Auf der Suche nach Klarheit in ihrer Familiengeschichte ist sie auf Widerstände gestoßen, sie hat aber auch Verbündete gefunden. Bei einer Weiterbildung zur Biografietrainerin fand sie zum Beispiel ihre Erkenntnis bestätigt, dass es gut tut, sich mit den schönen, aber auch mit den belastenden Erfahrungen auseinanderzusetzen, die in der eigenen Familie oder Gemeinschaft prägend waren. Unter den Teppich Gekehrtes beeinträchtigt die Lebenskraft von Menschen oft noch über mehrere Generationen, lernte sie dort. Mit anderen in aller Welt verstreuten Nachfahren ehemaliger Bewohner von Schönwald und einigen wenigen, die noch selbst die Vertreibung erlebt haben, gründete sie vom sächsischen Machern aus vor acht Jahren den Verein „Schönwalds Erben“.
Die Mitglieder wollen Geschichte und Kultur des Ortes ins Licht rücken. Cornelia Stieler sieht ihr Engagement in diesem Verein auch als Ausdruck ihres christlichen Glaubens. Ihr Anliegen ist es, mit den Vereinskollegen und den heutigen Bewohnern Schönwalds zur Heilung der Verletzungen aus der Kriegszeit und zur Versöhnung beizutragen. Nach dem Krieg wurden Galizier aus dem Grenzgebiet von Polen und der Ukraine nach Schönwald vertrieben, das heute Bojków heißt und ein Ortsteil von Gliwice ist. Als 2021 die belarussische Flüchtlingspolitik besonders in Polen die Angst vor einem Krieg anheizte, begann die Vereinsgründerin, gemeinsam mit dem Bojkówer Religionslehrer Krzysztof Kruszyński in Videochats für den Frieden zu beten.
Das ging so weiter, als Russland im Jahr darauf die Ukraine angriff.

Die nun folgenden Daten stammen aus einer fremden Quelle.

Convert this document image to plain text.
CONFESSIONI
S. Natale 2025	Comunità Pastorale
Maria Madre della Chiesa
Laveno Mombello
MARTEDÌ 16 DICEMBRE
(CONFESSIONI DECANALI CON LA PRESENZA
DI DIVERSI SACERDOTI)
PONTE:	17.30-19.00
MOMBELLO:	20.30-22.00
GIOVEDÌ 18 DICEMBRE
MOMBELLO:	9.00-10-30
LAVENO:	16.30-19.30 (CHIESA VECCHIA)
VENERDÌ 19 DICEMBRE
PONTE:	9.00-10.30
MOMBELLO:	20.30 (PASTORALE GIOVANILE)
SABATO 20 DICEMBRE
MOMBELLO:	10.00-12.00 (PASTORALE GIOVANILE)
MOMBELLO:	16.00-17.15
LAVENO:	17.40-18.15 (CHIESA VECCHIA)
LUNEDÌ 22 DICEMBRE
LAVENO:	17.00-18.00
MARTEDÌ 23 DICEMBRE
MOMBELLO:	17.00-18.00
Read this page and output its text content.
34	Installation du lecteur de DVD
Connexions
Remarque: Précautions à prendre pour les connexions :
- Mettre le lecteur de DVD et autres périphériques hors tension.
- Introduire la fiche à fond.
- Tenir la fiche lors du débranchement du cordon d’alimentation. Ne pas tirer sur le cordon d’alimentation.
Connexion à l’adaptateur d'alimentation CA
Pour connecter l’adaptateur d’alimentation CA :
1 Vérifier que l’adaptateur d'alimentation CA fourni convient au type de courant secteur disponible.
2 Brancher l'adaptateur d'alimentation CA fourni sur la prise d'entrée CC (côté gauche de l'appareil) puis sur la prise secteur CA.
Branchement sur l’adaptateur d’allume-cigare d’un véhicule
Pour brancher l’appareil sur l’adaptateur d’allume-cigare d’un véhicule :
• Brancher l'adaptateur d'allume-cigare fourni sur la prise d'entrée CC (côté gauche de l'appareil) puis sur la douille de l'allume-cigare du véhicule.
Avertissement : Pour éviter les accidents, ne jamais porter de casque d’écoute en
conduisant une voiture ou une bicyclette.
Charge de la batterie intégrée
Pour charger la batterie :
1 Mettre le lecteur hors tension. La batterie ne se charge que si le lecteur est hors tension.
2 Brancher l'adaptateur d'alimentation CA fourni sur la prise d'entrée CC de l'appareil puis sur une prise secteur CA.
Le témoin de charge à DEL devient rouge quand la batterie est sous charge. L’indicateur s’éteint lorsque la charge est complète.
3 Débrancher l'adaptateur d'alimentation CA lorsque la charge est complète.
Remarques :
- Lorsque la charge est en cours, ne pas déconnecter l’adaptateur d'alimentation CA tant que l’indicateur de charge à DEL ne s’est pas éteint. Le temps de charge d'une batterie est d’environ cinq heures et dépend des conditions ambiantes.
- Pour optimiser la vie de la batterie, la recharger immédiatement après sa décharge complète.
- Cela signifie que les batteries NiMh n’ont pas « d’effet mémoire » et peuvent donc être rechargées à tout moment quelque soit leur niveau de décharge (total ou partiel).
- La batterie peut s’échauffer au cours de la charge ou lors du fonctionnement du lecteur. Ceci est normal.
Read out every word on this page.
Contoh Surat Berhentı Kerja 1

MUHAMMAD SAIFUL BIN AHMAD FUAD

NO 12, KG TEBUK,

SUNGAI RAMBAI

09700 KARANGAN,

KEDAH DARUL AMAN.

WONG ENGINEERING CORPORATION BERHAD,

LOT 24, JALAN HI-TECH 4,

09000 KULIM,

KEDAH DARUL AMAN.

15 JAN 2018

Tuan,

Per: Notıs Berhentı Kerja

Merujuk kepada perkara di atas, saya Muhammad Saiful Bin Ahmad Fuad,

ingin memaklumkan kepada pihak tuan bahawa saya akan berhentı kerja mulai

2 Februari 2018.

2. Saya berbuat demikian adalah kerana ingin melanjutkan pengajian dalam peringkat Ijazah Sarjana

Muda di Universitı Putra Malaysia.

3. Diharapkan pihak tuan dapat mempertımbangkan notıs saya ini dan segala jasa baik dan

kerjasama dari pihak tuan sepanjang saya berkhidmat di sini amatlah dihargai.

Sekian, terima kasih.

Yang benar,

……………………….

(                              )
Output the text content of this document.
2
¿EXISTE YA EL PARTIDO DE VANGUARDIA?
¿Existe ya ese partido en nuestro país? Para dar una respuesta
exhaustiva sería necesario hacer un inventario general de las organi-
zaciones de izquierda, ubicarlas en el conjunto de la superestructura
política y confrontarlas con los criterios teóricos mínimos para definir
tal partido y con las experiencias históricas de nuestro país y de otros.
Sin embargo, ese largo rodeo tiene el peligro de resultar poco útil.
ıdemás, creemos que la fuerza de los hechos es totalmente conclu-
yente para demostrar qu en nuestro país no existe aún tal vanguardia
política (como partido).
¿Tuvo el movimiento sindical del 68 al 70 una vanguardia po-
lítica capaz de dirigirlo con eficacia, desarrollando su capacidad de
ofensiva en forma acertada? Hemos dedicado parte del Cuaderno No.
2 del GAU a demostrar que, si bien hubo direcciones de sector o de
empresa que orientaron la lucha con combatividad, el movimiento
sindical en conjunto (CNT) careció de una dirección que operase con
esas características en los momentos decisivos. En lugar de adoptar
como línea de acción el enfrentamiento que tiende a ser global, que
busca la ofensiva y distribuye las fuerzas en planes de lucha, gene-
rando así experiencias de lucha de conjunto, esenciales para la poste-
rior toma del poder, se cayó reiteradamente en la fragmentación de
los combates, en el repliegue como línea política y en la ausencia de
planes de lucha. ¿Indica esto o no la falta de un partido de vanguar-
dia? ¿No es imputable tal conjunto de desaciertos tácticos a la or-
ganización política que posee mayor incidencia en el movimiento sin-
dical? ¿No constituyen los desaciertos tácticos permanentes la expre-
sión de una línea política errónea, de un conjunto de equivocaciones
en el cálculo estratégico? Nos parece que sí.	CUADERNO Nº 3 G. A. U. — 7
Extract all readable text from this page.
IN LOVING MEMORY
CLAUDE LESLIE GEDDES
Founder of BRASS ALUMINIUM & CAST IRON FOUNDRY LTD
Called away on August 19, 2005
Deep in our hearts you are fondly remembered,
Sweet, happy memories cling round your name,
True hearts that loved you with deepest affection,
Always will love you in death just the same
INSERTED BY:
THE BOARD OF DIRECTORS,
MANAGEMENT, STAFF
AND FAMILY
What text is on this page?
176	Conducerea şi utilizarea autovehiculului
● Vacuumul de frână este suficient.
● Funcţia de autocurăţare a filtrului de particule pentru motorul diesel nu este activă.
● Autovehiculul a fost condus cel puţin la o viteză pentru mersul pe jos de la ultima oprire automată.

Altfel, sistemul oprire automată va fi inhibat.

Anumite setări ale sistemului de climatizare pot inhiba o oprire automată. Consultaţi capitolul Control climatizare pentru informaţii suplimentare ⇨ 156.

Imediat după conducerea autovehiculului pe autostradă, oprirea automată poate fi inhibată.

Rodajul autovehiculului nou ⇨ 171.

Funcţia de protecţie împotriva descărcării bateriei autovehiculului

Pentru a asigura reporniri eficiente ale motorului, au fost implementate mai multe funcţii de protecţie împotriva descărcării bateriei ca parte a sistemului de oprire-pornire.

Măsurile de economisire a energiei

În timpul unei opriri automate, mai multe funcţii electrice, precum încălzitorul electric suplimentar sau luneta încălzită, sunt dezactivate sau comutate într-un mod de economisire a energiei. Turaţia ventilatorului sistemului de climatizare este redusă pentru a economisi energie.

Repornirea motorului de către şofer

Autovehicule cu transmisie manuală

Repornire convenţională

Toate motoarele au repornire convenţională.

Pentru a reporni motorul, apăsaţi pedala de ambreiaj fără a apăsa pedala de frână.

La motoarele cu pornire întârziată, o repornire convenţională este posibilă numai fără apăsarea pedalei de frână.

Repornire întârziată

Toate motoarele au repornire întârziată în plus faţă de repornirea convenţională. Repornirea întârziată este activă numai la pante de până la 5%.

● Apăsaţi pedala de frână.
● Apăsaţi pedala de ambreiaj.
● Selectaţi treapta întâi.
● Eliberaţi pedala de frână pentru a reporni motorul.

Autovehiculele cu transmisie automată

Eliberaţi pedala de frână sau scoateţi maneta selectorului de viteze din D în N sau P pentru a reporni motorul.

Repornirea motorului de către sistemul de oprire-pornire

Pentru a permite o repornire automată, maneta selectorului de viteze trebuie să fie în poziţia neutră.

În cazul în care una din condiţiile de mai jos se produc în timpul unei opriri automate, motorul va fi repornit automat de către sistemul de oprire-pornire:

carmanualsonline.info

Als wenig später die ersten Flüchtlinge aus dem Nachbarland in Bojków Zuflucht suchten, stellten Vereinsmitglieder innerhalb von vier Wochen einen großen Hilfstransport auf die Beine. „Wir wollten den Bojkówern helfen, damit sie selbst gute Gastgeber für die Ukrainer sein können“, erläutert Cornelia Stieler. Drei Tage verbrachten die Nachfahren von Flüchtlingen und Vertriebenen aus Galizien und Schönwald mit den gerade aus der Ukraine geflüchteten Familien. „Wir waren beseelt von dem Gedanken, einander glücklich zu machen – und doch sind in den intensiven Tagen der Begegnung auch Fragen aufgekommen und Altlasten aus der Vergangenheit aufgebrochen“, sagt Stieler.
Der Lehrer, der mit ihr gemeinsam die Friedensgebete initiiert hatte und der ehrenamtlich die Ortschronik weiterführt, suchte zum Beispiel nach einer Erklärung, warum keiner der sogenannten Auschwitzer Todesmärsche durch Schönwald geführt hatte. So war es ihm berichtet worden. Cornelia Stieler dagegen hatte von ihrer Mutter gehört, dass KZ-Häftlinge in ihrem Heimatdorf einen Fluchtversuch unternommen hatten und daraufhin erschossen wurden. Nach der Heimkehr forschte sie von Deutschland aus weiter, der Religionslehrer suchte in Bojków nach weiteren Zeitzeugnissen. Die beiden fanden heraus, dass die Häftlinge, deren Todesmarsch in Schönwald endete, dort begraben wurden, wo heute der Sportplatz ist. Ausgerechnet an dieser Stelle ist gerade der Bau eines Kindergartens geplant. Zudem ergaben die Nachforschungen, dass Außenlager des KZ Auschwitz direkt an die Felder Schönwalder Bauern grenzten.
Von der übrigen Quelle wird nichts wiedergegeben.